Sam and I frequently reminisce about the days before there were 5 kids in our lives. We used to get up on Saturday mornings and decide what to do. Should we go to the farmers market? How about go shopping for socks? Who are we meeting for lunch? How long can our nap last today before we go to the movies?
I enjoyed sitting in the bathroom watching Sam do her hair and primp herself for the day. It was so interesting to me. Our conversations would be lively and interesting.
“You actually blew a snot-bubble in front of your 7th grade class when you laughed?”
“Yep – it was the most embarrassing thing that’s ever happened to me.”
“Mine was when I exited a movie theatre to a crowded lobby and noticed a girl who I had a crush on. I waved to her and walked into the velvet ropes. An entire catacombs of velvet ropes/brass poles fell down like dominos. I was 16.”
“My sisters most embarrassing moment was when she farted on a hard plastic chair in class. Every time her friend saw her after that, he would yell “boom!”
“Do you want to have a house on an acre or a small yard?”
“I want a lot of room for chickens, and a big garden.”

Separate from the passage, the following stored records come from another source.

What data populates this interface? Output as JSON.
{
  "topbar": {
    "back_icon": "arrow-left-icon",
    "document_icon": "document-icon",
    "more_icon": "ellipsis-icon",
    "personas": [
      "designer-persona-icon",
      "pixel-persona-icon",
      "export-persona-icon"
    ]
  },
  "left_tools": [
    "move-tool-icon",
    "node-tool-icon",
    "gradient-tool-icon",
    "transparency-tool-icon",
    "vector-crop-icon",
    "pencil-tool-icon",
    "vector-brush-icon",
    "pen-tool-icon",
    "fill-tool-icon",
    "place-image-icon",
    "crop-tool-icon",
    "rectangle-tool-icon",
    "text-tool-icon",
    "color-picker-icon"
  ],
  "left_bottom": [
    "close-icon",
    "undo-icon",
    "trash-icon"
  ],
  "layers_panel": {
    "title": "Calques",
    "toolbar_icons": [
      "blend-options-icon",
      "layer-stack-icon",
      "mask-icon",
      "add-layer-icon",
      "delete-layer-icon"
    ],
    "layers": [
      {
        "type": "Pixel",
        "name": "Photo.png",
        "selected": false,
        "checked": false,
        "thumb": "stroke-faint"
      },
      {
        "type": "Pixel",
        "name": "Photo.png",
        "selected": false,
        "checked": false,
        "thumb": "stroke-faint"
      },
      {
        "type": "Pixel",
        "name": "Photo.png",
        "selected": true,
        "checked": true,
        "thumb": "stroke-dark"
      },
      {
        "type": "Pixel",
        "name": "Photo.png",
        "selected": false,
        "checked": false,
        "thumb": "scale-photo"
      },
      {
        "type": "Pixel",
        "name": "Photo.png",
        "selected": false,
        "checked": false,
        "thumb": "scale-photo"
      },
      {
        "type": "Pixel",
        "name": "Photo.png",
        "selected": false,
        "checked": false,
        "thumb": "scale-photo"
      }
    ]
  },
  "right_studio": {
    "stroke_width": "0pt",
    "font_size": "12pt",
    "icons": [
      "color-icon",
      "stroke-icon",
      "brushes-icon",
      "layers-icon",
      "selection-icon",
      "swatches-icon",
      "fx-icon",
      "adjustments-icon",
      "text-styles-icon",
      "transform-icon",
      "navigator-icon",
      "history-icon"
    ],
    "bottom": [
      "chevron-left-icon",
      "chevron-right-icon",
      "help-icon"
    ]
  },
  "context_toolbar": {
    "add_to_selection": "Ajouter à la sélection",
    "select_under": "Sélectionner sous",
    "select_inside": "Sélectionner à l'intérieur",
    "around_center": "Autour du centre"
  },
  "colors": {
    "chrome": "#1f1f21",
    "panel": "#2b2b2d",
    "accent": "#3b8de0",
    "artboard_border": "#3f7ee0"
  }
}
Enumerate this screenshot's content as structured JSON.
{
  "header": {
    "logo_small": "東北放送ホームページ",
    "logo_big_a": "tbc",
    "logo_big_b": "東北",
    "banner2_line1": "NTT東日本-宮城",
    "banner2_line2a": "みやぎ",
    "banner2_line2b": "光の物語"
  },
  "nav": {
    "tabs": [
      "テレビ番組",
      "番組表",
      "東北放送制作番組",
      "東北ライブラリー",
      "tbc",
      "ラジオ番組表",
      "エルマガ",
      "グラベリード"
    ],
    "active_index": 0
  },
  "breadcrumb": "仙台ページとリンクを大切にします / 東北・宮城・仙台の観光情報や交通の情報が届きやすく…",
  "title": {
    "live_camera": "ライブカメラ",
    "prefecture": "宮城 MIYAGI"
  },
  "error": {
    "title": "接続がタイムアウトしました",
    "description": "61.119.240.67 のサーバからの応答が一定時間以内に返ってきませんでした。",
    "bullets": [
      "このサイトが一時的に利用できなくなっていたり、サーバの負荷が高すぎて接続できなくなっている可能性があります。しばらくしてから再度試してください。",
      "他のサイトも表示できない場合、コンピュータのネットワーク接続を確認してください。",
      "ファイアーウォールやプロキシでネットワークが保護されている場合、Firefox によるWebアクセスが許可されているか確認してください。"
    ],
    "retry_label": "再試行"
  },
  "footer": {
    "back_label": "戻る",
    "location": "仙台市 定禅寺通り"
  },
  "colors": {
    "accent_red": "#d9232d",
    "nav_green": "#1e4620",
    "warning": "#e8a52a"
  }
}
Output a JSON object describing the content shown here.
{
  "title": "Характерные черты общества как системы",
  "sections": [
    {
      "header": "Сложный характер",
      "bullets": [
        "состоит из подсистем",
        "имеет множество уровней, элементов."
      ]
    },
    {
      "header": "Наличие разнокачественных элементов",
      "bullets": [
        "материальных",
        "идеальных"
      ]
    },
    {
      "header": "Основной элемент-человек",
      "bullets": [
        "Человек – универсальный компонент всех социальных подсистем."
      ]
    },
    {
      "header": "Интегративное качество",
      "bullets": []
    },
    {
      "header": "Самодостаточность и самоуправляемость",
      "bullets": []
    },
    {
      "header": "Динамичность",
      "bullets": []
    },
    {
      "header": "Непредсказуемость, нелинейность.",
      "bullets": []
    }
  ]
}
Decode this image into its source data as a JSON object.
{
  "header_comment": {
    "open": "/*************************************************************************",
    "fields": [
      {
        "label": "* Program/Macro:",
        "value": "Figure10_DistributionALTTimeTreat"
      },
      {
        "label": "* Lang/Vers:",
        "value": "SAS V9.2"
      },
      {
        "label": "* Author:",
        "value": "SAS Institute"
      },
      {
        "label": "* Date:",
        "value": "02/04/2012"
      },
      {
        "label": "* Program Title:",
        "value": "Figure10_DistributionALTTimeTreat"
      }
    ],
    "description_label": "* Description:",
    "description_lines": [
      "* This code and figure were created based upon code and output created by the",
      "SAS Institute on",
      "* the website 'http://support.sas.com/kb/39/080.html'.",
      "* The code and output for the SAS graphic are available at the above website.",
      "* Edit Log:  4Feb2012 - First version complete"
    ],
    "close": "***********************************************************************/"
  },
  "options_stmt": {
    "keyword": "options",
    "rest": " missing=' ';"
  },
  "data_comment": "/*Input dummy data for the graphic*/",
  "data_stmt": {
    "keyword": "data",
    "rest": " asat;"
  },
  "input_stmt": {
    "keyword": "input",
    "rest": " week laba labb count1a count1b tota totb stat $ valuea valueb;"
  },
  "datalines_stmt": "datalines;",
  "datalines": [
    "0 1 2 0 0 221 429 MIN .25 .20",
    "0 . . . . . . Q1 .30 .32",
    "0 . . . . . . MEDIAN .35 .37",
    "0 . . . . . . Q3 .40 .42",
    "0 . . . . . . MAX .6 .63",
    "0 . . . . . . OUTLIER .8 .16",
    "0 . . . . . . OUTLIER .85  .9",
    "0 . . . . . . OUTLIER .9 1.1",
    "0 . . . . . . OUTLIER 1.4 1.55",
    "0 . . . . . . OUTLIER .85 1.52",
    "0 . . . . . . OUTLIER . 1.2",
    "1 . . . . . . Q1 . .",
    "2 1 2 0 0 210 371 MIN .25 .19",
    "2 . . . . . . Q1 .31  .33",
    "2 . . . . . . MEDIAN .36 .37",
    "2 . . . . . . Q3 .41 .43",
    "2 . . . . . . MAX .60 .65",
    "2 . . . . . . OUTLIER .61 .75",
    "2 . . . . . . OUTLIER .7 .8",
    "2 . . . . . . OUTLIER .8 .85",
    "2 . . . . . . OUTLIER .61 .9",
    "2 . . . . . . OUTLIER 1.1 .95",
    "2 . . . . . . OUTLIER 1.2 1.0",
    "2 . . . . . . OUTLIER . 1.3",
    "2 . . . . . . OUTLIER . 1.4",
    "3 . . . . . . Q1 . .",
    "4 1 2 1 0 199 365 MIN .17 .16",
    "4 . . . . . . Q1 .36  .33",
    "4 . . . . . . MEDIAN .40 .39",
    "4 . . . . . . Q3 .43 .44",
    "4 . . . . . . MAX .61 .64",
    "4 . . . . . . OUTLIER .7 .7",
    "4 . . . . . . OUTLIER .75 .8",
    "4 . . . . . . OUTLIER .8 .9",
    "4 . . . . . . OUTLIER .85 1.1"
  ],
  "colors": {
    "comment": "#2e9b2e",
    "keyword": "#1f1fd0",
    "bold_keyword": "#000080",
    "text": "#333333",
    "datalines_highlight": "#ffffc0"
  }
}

“My Dad mowed our garden with a lawn mower one time. My parents thought it would be a good idea to give each child their own garden spot. My sister weeded hers but no one else did, so my dad just mowed it when he did the grass. That fall I found these huge mutant carrots with a shovel.”
We spoke about everything for hours. I remember one time we were at dinner and we noticed an older couple sitting at a table in silence waiting for their food. The man kept checking his watch and she was staring out the windows holding a glass of wine. Sam and I agreed that we’d never be like that.
Getting to know your soul mate takes time. We had plenty of it back then. Oh the memories.
These days Sam has to shower, do her hair and race through her morning routine. It’s a beat the clock situation because Grace loves to eat deodorant, toothpaste and everything else in the bathroom. She’s always on the prowl for something new to destroy.
I usually have an email to write or a phone call to make or kids to help or something else that is enormously pressing. I rarely speak to Sam in the morning anymore. Sometimes when the kids go to school we have a few minutes to talk but I get sleepy. Sam instituted a new policy of not talking to me in my comfy chair because of that.
It’s amazing, the path of life. We are approaching our 15th anniversary in June. It’s almost here. On our 8th anniversary I told Sam that I’d take her to Nevis for our 15th. It seemed so possible back then. It’s impossible now. Too many kids, too many obligations, not enough money. We don’t even really want to go. Leaving our kids is hard. Those little people rely on us. It’s an incredibly sacred thing to have their trust. I am their Daddy – nothing is more important to me.
I shouldn’t give you the message that I want the old days back. I don’t. These times are incredible. They’ll never be repeated. We love them.
Grace is always 10 feet or closer to Sam. She is her Mommy- nothing’s more important to Sam than that.
Even while she does her hair in the morning.